Let us read web server logs using Spark Structured Streaming.
* We need to ensure data is being pushed to netcat based web server.
* We can read the data from the web server logs using `format` as socket.
* For the demo of end to end pipeline, we are using `socket` as source. In production, we might either have Kafka topic or files or some other streaming tool as source.
* After reading the data we will preview using `memory` as output mode.

In [1]:
from pyspark.sql import SparkSession

import getpass
username = getpass.getuser()

spark = SparkSession. \
    builder. \
    config('spark.ui.port', '0'). \
    config("spark.sql.warehouse.dir", f"/user/{username}/warehouse"). \
    enableHiveSupport(). \
    appName(f'{username} | Python - Overview of Structured Streaming'). \
    master('yarn'). \
    getOrCreate()

In [2]:
spark.conf.set('spark.sql.shuffle.partitions', '2')

In [3]:
import socket
hostname = socket.gethostname()

In [4]:
log_messages = spark. \
    readStream. \
    format("socket"). \
    option("host", hostname). \
    option("port", 9000). \
    load()

In [5]:
log_messages.isStreaming

True

In [6]:
log_messages.printSchema()

root
 |-- value: string (nullable = true)



In [7]:
log_messages. \
    writeStream. \
    format("memory"). \
    queryName("log_messages"). \
    start()

<pyspark.sql.streaming.StreamingQuery at 0x7f22d882f518>

In [10]:
spark.sql('SELECT * FROM log_messages').show(truncate=False)
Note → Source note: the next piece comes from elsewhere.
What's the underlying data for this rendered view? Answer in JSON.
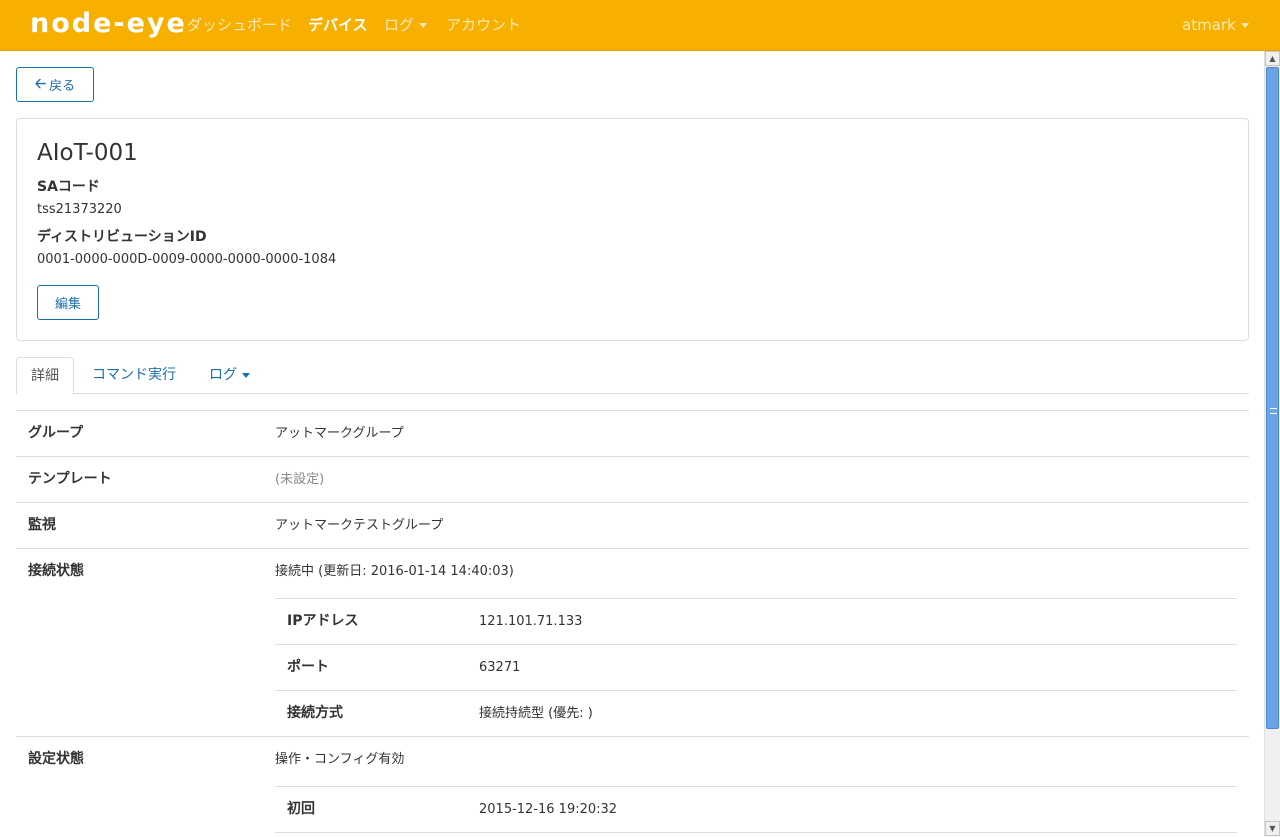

+-----------------------------------------------------------------------------------------------------------------------------------------------------------------------------------------------------------------------------------------+
|value                                                                                                                                                                                                                                    |
+-----------------------------------------------------------------------------------------------------------------------------------------------------------------------------------------------------------------------------------------+
|118.51.187.164 - - [06/Sep/2021:22:02:51 -0800] "GET /department/fitness/products HTTP/1.1" 200 1788 "-" "Mozilla/5.0 (Windows NT 6.1; WOW64) AppleWebKit/537.36 (KHTML, like Gecko) Chrome/35.0.1916.153 Safari/537.36"                 |
|60.80.158.33 - - [06/Sep/2021:22:02:53 -0800] "GET /dep

In [9]:
spark.sql('SELECT count(1) FROM log_messages').show(truncate=False)

+--------+
|count(1)|
+--------+
|0       |
+--------+